Compute spatial topology and weights for hexagonal smoothing
compute_topology.RdFinds spatial neighbors and computes Gaussian-based weights for smoothing. This function determines which grid cells are neighbors at specified orders (e.g., first-order neighbors are touching, second-order are neighbors of neighbors), then calculates appropriate weights based on spatial distance using Gaussian decay.
Usage
compute_topology(
grid,
projection_crs = 32636,
neighbor_orders = 2,
sigma = NULL,
center_weight = 1,
neighbor_weights_param = NULL,
adaptive_sigma_factor = 0.5,
sample_size = 100
)Arguments
- grid
sf object with polygonal geometries (hexagons or squares) or list of sf objects. Must contain columns `grid_id` and `grid_index`, or they will be created automatically.
- projection_crs
CRS for distance calculations (default UTM 36N). Should be a projected coordinate system (like UTM) for accurate distance measurements in meters.
- neighbor_orders
Number of neighbor orders to compute (default 2). Higher orders provide more extensive smoothing but increase computation time and memory usage.
- sigma
Gaussian bandwidth parameter in meters (NULL = auto-computed as avg_distance * adaptive_sigma_factor). Controls how quickly weights decay with distance.
- center_weight
Weight for the center cell (default 1.0). Higher values give more influence to the original cell value.
- neighbor_weights_param
Optional list of weights for each neighbor order (overrides Gaussian computation). If specified, must have length equal to `neighbor_orders`. Example: `list(0.5, 0.25)` for 2 orders.
- adaptive_sigma_factor
Scaling factor for automatic sigma computation (default 0.5). Smaller values = less smoothing, larger values = more smoothing.
- sample_size
Number of cells to sample for distance calculations (default 100).

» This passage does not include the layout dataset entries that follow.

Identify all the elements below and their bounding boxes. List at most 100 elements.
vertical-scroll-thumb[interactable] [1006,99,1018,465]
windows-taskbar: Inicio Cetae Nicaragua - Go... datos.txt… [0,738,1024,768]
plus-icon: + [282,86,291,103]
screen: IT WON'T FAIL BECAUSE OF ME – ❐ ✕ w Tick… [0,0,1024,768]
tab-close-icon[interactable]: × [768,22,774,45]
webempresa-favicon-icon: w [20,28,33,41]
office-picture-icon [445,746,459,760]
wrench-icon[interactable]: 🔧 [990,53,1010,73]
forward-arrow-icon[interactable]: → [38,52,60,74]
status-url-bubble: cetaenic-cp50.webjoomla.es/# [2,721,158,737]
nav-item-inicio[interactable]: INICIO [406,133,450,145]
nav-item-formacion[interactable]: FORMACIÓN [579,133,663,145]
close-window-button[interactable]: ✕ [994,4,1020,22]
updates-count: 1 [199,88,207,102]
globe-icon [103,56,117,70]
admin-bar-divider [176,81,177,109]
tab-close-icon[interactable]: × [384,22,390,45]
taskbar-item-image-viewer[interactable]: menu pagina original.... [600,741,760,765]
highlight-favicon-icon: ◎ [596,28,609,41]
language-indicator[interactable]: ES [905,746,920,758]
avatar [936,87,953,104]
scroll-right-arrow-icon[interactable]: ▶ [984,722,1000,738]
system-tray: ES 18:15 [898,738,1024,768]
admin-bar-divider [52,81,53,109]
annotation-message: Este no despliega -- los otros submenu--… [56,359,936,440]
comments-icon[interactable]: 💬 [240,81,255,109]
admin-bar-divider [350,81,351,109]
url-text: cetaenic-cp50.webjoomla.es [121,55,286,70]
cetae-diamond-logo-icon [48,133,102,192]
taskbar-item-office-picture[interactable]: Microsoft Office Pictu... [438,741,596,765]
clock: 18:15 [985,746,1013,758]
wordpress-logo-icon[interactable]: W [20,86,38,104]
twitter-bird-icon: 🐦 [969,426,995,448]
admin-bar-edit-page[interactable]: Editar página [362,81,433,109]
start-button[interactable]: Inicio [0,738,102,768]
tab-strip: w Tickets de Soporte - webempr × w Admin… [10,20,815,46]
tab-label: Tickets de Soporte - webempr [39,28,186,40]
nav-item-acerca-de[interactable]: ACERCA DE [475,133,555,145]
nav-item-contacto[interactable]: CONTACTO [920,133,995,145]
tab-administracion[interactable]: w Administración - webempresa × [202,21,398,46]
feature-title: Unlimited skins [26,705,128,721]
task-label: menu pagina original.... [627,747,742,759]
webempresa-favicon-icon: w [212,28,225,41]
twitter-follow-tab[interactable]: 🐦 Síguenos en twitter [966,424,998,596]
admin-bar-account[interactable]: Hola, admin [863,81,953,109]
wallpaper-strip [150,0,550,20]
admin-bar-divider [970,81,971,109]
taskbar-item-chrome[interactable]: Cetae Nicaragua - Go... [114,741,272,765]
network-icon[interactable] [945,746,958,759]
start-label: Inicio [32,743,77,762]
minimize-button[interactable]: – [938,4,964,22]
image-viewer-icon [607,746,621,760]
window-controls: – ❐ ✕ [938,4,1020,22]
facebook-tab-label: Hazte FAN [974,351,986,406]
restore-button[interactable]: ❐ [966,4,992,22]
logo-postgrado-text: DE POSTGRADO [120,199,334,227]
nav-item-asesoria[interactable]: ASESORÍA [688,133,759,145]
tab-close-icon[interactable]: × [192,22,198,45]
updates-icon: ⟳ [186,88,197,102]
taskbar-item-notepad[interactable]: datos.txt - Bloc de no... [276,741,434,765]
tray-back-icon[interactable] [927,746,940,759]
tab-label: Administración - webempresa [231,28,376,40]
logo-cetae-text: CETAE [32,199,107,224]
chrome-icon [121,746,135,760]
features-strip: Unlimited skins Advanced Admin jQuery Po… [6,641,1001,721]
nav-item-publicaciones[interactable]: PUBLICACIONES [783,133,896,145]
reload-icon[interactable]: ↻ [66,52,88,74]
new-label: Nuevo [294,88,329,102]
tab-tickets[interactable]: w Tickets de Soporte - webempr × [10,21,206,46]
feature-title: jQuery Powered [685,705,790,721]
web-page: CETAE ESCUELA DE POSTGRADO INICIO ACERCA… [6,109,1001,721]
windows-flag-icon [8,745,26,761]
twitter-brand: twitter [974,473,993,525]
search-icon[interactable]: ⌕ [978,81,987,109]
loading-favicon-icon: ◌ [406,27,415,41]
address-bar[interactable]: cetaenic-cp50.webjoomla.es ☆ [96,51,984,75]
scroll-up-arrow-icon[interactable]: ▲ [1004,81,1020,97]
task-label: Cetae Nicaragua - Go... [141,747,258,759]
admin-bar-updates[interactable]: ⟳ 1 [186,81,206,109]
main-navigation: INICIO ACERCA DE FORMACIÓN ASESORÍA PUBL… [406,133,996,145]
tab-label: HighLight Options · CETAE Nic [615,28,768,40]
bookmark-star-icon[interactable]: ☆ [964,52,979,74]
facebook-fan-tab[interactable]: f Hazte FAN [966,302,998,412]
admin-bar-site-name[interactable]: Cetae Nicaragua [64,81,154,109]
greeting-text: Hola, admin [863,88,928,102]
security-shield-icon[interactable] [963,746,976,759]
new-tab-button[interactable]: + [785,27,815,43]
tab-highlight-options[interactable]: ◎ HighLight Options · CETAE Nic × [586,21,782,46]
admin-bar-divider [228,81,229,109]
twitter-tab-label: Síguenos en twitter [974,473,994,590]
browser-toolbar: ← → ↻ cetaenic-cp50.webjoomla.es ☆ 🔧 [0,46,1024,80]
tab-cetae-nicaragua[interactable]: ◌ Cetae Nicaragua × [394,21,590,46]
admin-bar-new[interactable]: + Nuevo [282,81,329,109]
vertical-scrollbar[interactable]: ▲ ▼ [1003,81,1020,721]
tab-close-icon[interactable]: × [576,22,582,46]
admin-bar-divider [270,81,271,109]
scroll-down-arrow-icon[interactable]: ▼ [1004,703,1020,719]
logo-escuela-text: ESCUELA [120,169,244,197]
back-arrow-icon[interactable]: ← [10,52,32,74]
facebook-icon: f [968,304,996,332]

Used to estimate average neighbor distance efficiently.
Value
List containing:
- neighbors
List of lists, each containing neighbor indices for each order
- weights
List with center_weight and neighbor weights for each order (all normalized)
- avg_distance
Average distance between neighboring cells in meters
- sigma
Gaussian bandwidth parameter used
- grid_ids
Character vector of grid cell identifiers
- grid_indices
Integer vector of grid cell indices
- neighbor_orders
Number of neighbor orders computed
Details
**Weight Computation:**
The function uses Gaussian weights based on spatial distance: - `sigma = avg_distance * adaptive_sigma_factor` (adaptive bandwidth) - Weights decay exponentially with neighbor order: `exp(-order^2 / (2 * sigma^2))` - All weights are normalized so they sum to 1
**How weights are applied in smoothing:** - Each individual neighbor gets the full weight (not averaged) - Center cell: `value * center_weight` - Each neighbor at order N: `value * neighbor_weight_order_N` - Final value = sum of all weighted values / sum of all weights used
This means cells with more neighbors get more influence from their neighborhood, which is realistic for spatial analysis.